Por poner algún 'pero' a la novela diría, como creo recordar que ya manifesté en la reseña que hice de Las herederas de la Singer, que muchos son los asuntos a los que la novelista presta atención en la obra: Amor, Moda y Confección, Guerra Civil y sus consecuencias, Transición política, feminismo, machismo, homosexualidad, liberación de la mujer... En una nómina tan extensa de temas tratados es normal que se deslice algún error. Uno claro para mí es el anacronismo que Ana Lena comete al hablar en el año 1945 de Ministerio de Defensa cuando esta denominación fue transitoria, con el añadido del adjetivo Nacional, en plena guerra civil y vino a recuperarse ya en Democracia suprimiendo el calificativo. También, en su afán por mostrar la fortísima evolución de la sociedad en cuestiones referidas a la mujer y el retraso que a finales del XX existía aún entre nosotros, pone en boca de Manuela y Alexandra, que viajan a París en 1992, lo siguiente:
«En Montmartre se sentaron en una terraza a descansar, aprovechando que llevaba toda la mañana sin llover, y les llamó la atención una joven que le daba el pecho a su bebé sentada en una de las mesas del café.

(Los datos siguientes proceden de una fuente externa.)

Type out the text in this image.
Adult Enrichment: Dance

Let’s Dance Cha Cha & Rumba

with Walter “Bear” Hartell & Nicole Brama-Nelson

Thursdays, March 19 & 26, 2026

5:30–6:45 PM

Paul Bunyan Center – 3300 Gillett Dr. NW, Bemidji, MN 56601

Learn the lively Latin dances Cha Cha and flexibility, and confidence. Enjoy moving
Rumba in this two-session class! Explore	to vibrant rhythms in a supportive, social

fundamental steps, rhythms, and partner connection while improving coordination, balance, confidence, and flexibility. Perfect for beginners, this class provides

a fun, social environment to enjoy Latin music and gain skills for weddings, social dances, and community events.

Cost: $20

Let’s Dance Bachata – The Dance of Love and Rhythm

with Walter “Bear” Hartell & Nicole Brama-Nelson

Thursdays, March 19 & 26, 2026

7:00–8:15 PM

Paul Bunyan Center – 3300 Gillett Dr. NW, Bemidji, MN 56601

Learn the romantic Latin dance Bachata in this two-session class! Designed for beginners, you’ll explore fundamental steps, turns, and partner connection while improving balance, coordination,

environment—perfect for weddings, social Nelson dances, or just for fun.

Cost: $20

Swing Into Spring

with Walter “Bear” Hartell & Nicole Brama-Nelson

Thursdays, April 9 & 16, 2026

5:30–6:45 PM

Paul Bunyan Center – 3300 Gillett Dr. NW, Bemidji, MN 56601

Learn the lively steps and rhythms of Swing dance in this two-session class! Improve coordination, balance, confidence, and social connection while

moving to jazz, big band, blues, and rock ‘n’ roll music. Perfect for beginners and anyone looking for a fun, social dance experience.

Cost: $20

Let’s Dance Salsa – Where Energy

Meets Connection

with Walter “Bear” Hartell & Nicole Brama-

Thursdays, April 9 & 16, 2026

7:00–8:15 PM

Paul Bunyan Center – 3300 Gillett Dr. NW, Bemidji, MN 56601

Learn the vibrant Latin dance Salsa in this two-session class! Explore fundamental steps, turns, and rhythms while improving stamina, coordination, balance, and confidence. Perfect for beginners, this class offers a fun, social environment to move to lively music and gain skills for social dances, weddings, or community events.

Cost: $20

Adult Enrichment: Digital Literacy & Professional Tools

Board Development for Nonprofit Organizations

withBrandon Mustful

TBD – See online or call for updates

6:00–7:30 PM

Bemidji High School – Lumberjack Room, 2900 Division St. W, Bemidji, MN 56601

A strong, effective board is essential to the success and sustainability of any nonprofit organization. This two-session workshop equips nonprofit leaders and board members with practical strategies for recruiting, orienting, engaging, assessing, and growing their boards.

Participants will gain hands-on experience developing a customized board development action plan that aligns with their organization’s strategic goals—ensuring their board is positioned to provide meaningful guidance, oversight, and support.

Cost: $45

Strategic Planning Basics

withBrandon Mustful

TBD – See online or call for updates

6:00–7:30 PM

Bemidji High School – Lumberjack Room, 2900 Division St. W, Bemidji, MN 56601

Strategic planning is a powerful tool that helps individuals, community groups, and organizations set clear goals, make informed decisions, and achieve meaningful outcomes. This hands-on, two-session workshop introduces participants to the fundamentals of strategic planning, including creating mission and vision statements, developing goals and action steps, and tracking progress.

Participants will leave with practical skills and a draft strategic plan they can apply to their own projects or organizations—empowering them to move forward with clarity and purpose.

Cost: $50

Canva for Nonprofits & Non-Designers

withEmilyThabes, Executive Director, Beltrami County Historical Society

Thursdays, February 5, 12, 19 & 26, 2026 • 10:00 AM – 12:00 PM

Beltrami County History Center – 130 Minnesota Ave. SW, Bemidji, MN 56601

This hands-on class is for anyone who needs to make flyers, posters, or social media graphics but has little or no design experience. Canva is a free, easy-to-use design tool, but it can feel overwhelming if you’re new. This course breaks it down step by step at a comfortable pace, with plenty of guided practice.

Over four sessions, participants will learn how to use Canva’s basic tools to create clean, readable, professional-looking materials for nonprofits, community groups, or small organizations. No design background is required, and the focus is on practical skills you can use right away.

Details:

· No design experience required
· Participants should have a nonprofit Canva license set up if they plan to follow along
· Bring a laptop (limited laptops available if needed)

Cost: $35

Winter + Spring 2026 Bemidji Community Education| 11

—¡Vaya!¿Has visto eso? A tu izquierda, dos mesas más allá, no mires —le dijo Manuela a Alexandra apretándole el brazo.
—¿La chica con la teta fuera? Sí, ¡qué desagradable!
—A mí no me desagrada, es algo natural, pero sí es verdad que es muy atrevido. ¿Te imaginas algo así en Oviedo o en Gijón?
»
Es evidente que la autora está enjuiciando una época, la de hace 30 años, con la mentalidad actual. Y no sólo referido a cuestiones propias de la mujer. En el atropello sufrido por Manuela tras sufrir un atraco en Oviedo a manos de un yonqui (estamos en los años 80 en los que la droga dura campaba a sus anchas) leemos: 
«El conductor que la atropelló venía de tomar unos vinos con sus compañeros de trabajo, como tenían por costumbre hacer dos o tres veces por semana antes de volver a casa; así daban tiempo a sus mujeres para prepararles la cena después de bañar y acostar a los niños. Dio una tasa de alcohol en sangre de 0,75, por debajo del límite legal de 0,8 que dictaba la DGT. Aunque lo hubiera superado, no era delito tipificado en el Código Penal.»
Es evidente que la vida en España hace 40 años se regía con otras leyes y otros principios. Se enjuicia desde nuestro hoy el ayer, algo que es muy natural, pero que también es anacronismo.

Muy interesante es la cuestión, algo colateral al resto del relato, que se toca referida a la verdad literaria. Un personaje, Elías Goulet, que aparece en la última parte de la novela, escribe un libro sobre Elías Fernández, su padre, muy maniqueísta, de buenos y malos. Las reflexiones que al leer este libro vierte la novelista por boca de varios de sus personajes son muy interesantes desde el punto de vista de la verdad literaria. Casi casi cabría hablar de metaliteratura por cómo el autor ha vertido la historia de Manuela sobre el papel, de manera muy diferente a como ella se la contó. ¿Qué es, pues, la verdad? 


Algunos fragmentos de la novela especialmente interesantes:
  • «Nos acostumbramos a vivir de una manera y seguimos haciendo lo mismo día tras día, aunque el mundo que nos rodea sea totalmente diferente. Nos resistimos a cambiar, por eso los viejos nos quedamos obsoletos. Si no muriéramos, el mundo no avanzaría.» 
  • «La gente de mi círculo es capaz de pagar lo que sea con tal de sentirse superiores al resto ya que muchas lo único que tienen es dinero. Conozco bien a esa clase de personas, cuanto más inseguras se sienten de sí mismas, más necesitan esas muestras de poder. Los hombres utilizan los negocios y la política, pero las mujeres, como tienen vedado el acceso a esas disciplinas, demuestran al mundo su estatus con su apariencia.» 
  • «Lamento muchas cosas en la vida, querido Alonso, pero una de las más grandes es haber permitido que la política rompiera nuestra amistad. Hice mía una guerra que era de otros y tardé muchos años en darme cuenta de que a esos otros no les importaba yo, sólo ellos mismos. Fui un imbécil. Espero que puedas perdonarme.»  
  • «-Yo soy viuda, pero usted está casado.
-Eso es diferente. La ley es acorde a la naturaleza humana. Yo soy hombre y, como tal, el adulterio no tiene gravedad alguna.»